Tip from the thread: add your company name, industry, and team size before running it. The output gets sharper fast. A generic CEO prompt gives you generic CEO output. A prompt that specifies “B2B SaaS, 40-person team, Series A, heavy on enterprise sales” gives you something you could actually act on.
This also works with any title. Swap “CEO” for “VP of Marketing” or “Head of Product” and run it again. The discomfort scales with seniority, but the clarity scales too. A director-level version of this prompt is often more actionable because the scope is tighter and the routinization is easier to spot. Try running it across multiple roles on the same team and comparing outputs side by side. The overlap tends to tell you something important about where ownership has gotten blurry.
Want prompts like this in your inbox twice a week? Subscribe to Cyber Corsairs below.
Frequently Asked Questions
Q: How should I adapt this prompt to my company?
Personalization helps. Add your company name, industry, size, and a few recent decisions you’ve made. If you inherited the role, are fractional, or got here through an unconventional path, mention that, it grounds the self-assessment in your actual situation rather than an idealized CEO archetype.

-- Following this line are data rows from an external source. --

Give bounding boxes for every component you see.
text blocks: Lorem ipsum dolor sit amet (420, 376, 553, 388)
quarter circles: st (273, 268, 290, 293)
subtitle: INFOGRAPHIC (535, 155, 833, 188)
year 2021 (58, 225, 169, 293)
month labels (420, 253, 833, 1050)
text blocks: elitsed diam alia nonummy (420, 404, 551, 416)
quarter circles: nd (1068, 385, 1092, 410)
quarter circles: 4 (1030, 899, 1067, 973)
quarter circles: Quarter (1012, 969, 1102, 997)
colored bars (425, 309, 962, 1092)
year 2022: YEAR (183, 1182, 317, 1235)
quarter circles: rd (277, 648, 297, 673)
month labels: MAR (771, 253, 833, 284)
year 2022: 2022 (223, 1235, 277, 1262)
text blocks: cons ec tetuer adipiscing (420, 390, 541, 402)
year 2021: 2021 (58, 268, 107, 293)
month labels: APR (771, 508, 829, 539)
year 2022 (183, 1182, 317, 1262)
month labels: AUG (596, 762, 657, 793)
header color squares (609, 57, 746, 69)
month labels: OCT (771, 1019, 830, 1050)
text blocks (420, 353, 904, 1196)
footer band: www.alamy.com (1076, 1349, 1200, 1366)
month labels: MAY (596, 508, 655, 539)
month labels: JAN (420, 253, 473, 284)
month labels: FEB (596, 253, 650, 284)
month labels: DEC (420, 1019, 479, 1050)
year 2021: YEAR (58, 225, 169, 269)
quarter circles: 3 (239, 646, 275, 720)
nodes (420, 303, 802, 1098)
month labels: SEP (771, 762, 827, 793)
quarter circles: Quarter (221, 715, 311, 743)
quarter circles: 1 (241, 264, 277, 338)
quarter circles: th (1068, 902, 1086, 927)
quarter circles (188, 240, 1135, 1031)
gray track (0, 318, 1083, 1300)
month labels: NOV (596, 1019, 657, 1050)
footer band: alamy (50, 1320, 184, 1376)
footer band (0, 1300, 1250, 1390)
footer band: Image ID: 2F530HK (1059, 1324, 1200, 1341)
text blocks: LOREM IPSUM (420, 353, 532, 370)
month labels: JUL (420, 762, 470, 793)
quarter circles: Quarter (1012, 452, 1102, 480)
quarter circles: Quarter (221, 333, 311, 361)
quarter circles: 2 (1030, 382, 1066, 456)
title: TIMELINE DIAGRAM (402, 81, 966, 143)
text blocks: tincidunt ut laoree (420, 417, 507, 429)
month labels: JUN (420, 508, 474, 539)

Q: What do I do with the results after I run through the prompt?
Use them to restructure your time. The prompt reveals which tasks feel essential but could actually be delegated to a capable chief of staff or AI-assisted team. Many CEOs discover they’ve been doing work that doesn’t need their unique judgment. Act on those insights to focus energy on decisions only you can make.
Q: Does this work if I’m not a “visionary” CEO?
Yes. Whether you inherited the company, are hands-on in operations, or built something gradually, every CEO balances strategic work with operational tasks. The prompt helps you identify your own unique contribution regardless of leadership style, and that’s where the real value is.